The catalyst for this change arrives in the form of Peter Brand (Jonah Hill), the 25-year old wide-eyed econ wiz who kills a trade between Oakland and Cleveland with a whisper. This gets Beane's attention, and when Brand admits he wouldn't have drafted the young Beane in the first round (or the eighth), the GM hires him away from his frenemy.
Brand's system for evaluating players is wholly empirical: It's not about a player's cache or even his talent -- it's about getting wins, and wins are about scoring runs, and runs are about getting on base. In this system, a player (like Kevin Youkilis) who excels at getting walked is equally as valuable as a player who excels at getting hits. And a player whose value is obscured by emotional bias -- like the pitcher no one wants because he throws funny -- is priceless.

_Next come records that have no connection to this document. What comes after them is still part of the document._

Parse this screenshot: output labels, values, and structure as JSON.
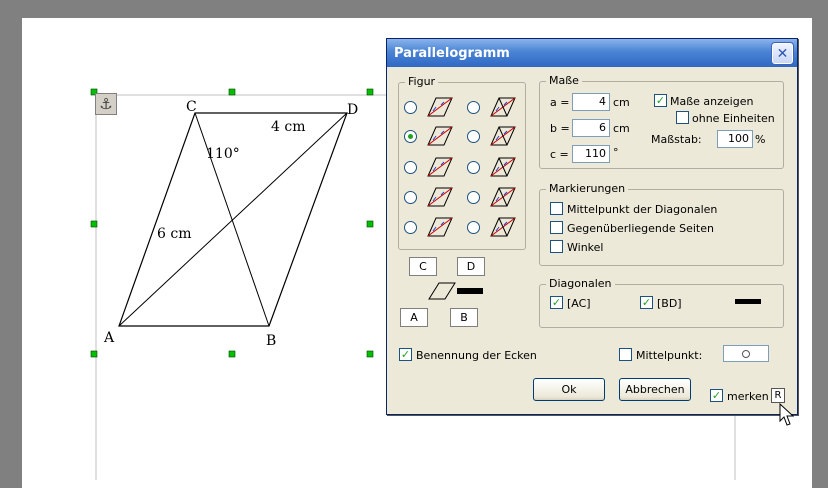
{
  "drawing": {
    "vertices": {
      "a": "A",
      "b": "B",
      "c": "C",
      "d": "D"
    },
    "side_top": "4 cm",
    "side_left": "6 cm",
    "angle": "110°",
    "anchor_icon": "anchor-icon"
  },
  "dialog": {
    "title": "Parallelogramm",
    "close_icon": "close-icon",
    "figur": {
      "title": "Figur"
    },
    "corner_boxes": {
      "c": "C",
      "d": "D",
      "a": "A",
      "b": "B"
    },
    "masse": {
      "title": "Maße",
      "a_label": "a =",
      "a_value": "4",
      "a_unit": "cm",
      "b_label": "b =",
      "b_value": "6",
      "b_unit": "cm",
      "c_label": "c =",
      "c_value": "110",
      "c_unit": "°",
      "show_dims_label": "Maße anzeigen",
      "no_units_label": "ohne Einheiten",
      "scale_label": "Maßstab:",
      "scale_value": "100",
      "scale_unit": "%"
    },
    "markierungen": {
      "title": "Markierungen",
      "items": [
        "Mittelpunkt der Diagonalen",
        "Gegenüberliegende Seiten",
        "Winkel"
      ]
    },
    "diagonalen": {
      "title": "Diagonalen",
      "ac": "[AC]",
      "bd": "[BD]"
    },
    "corner_naming_label": "Benennung der Ecken",
    "midpoint_label": "Mittelpunkt:",
    "ok_label": "Ok",
    "cancel_label": "Abbrechen",
    "remember_label": "merken",
    "r_label": "R"
  }
}
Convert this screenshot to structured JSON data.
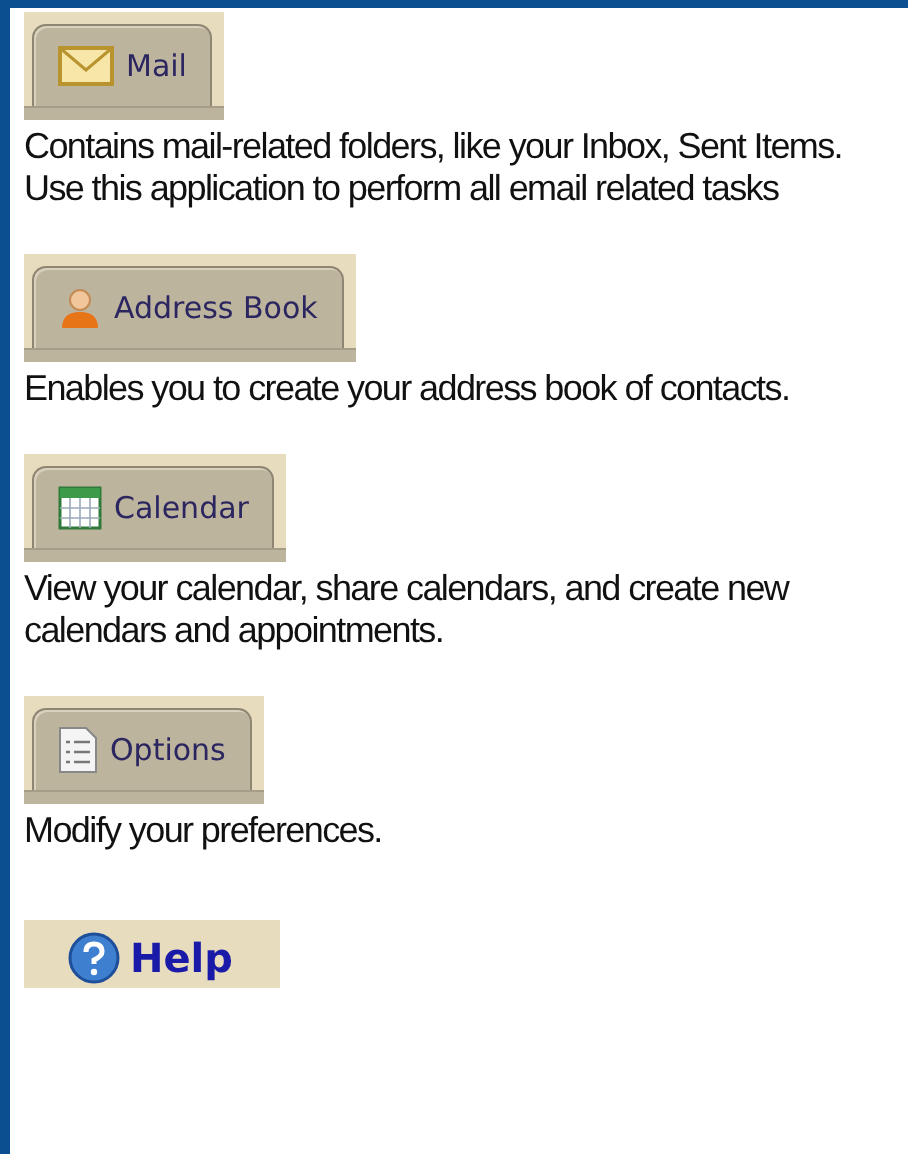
{
  "sections": [
    {
      "kind": "tab",
      "label": "Mail",
      "description": "Contains mail-related folders, like your Inbox, Sent Items. Use this application to perform all email related tasks"
    },
    {
      "kind": "tab",
      "label": "Address Book",
      "description": "Enables you to create your address book of contacts."
    },
    {
      "kind": "tab",
      "label": "Calendar",
      "description": "View your calendar, share calendars, and create new calendars and appointments."
    },
    {
      "kind": "tab",
      "label": "Options",
      "description": "Modify your preferences."
    },
    {
      "kind": "help",
      "label": "Help"
    }
  ]
}
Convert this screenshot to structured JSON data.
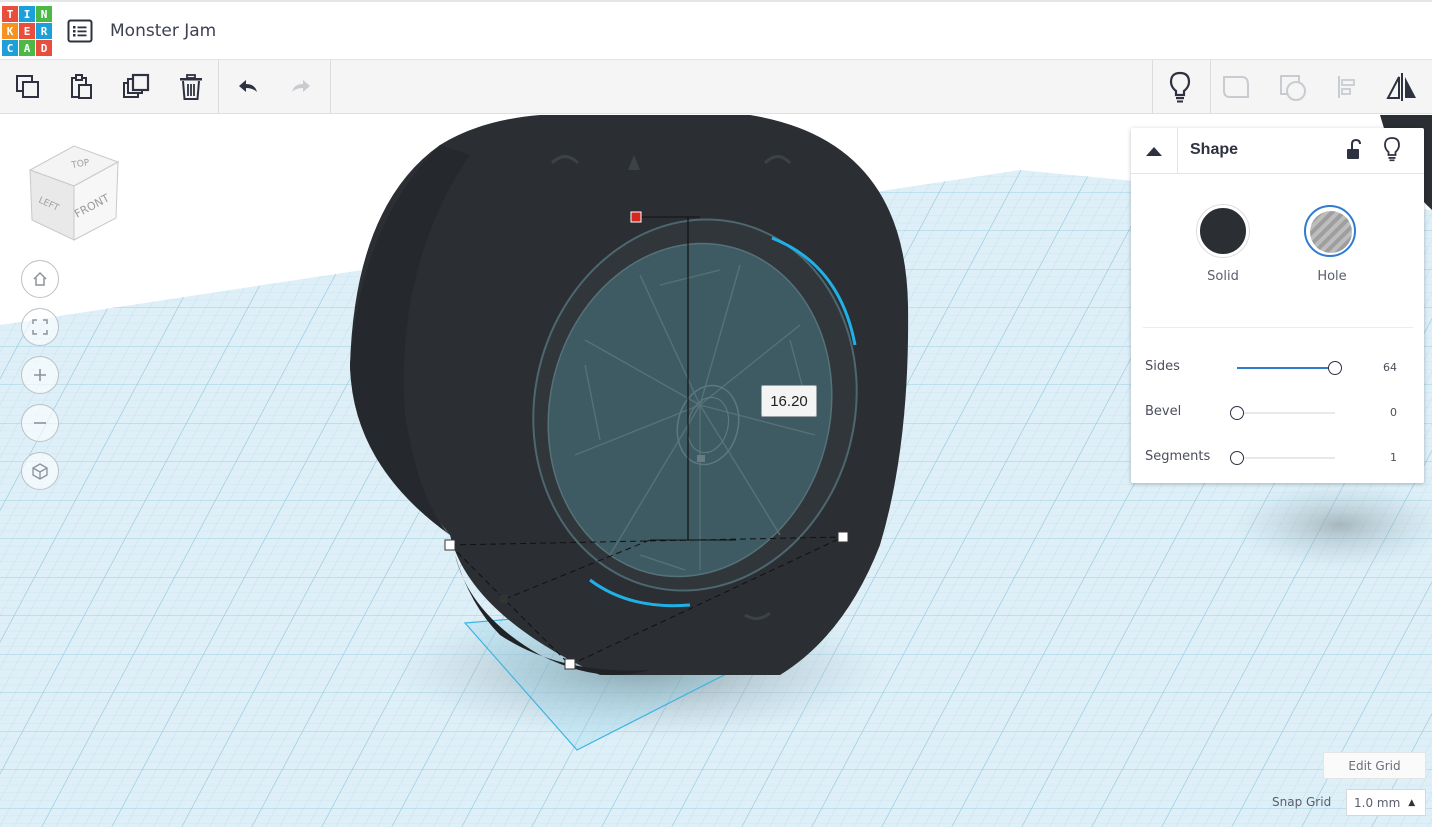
{
  "app": {
    "logo_letters": [
      [
        "T",
        "I",
        "N"
      ],
      [
        "K",
        "E",
        "R"
      ],
      [
        "C",
        "A",
        "D"
      ]
    ],
    "logo_colors": [
      "#e94e3d",
      "#1d9fd9",
      "#4cb848",
      "#f7921e"
    ],
    "document_title": "Monster Jam"
  },
  "toolbar": {
    "left_tools": [
      "copy-icon",
      "paste-icon",
      "duplicate-icon",
      "delete-icon",
      "undo-icon",
      "redo-icon"
    ],
    "right_tools": [
      "lightbulb-icon",
      "group-icon",
      "ungroup-icon",
      "align-icon",
      "mirror-icon"
    ]
  },
  "viewcube": {
    "faces": {
      "top": "TOP",
      "left": "LEFT",
      "front": "FRONT"
    }
  },
  "dimension": {
    "value": "16.20"
  },
  "inspector": {
    "title": "Shape",
    "solid_label": "Solid",
    "hole_label": "Hole",
    "selected_mode": "Hole",
    "properties": [
      {
        "label": "Sides",
        "value": "64",
        "fraction": 1.0
      },
      {
        "label": "Bevel",
        "value": "0",
        "fraction": 0.0
      },
      {
        "label": "Segments",
        "value": "1",
        "fraction": 0.0
      }
    ]
  },
  "grid": {
    "edit_grid_label": "Edit Grid",
    "snap_grid_label": "Snap Grid",
    "snap_grid_value": "1.0 mm"
  },
  "colors": {
    "grid_background": "#d7ecf5",
    "grid_line": "#a9d3e6",
    "tire": "#2b2f33",
    "hole_fill": "#3e5a62",
    "selection_blue": "#1fb1e6",
    "handle_red": "#d7261e",
    "accent": "#2e7bcf"
  }
}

Much like the film itself, this is a formula that works rather well, except when it doesn't. Bennett Miller's (Capote) direction is smooth and controlled, and he mostly (and wisely) stays out of the frame. Moneyball is almost perfectly cast, with just the right amount of familiar faces and those that wouldn't stand out in a stadium crowd. Notorious scene-stealer Phillip Seymour Hoffman (as beleaguered manager Art Howe) shows admirable restraint -- or is it age? -- and his overall performance is the better for it.
Anyone questioning the chemistry between Pitt and Hill will second-guess themselves during a raucous, kinetic trading scene that somehow manages to be hugely effective even though the audience (or even the characters) can barely understand what's going on. Here and elsewhere, Hill's impeccable comic timing further elevates a thoroughly well-executed sequence.
The stylistic mood-cues detract -- if only momentarily -- from an overall success. Dark clouds rolling in over the field when a winning streak is threatened; a lingering shot on a tear that just won't fall; and one too many locker room rages can mostly be forgiven. The slow reveal of Beane's stubborn and heartbreaking refusal to accept a certain reality makes up for it all.
Because Moneyball is a true story, there are few surprises. Still, there's no clear conclusion to draw. Is it a tragedy or a triumph that Beane passed on a vindicating multimillion dollar contract? Only he can answer that, because only he knows if he passed it up because he finally believed in his own value, or because he never will.
In any case, odds are there will be a few more people this year pulling for the A's to win their last game.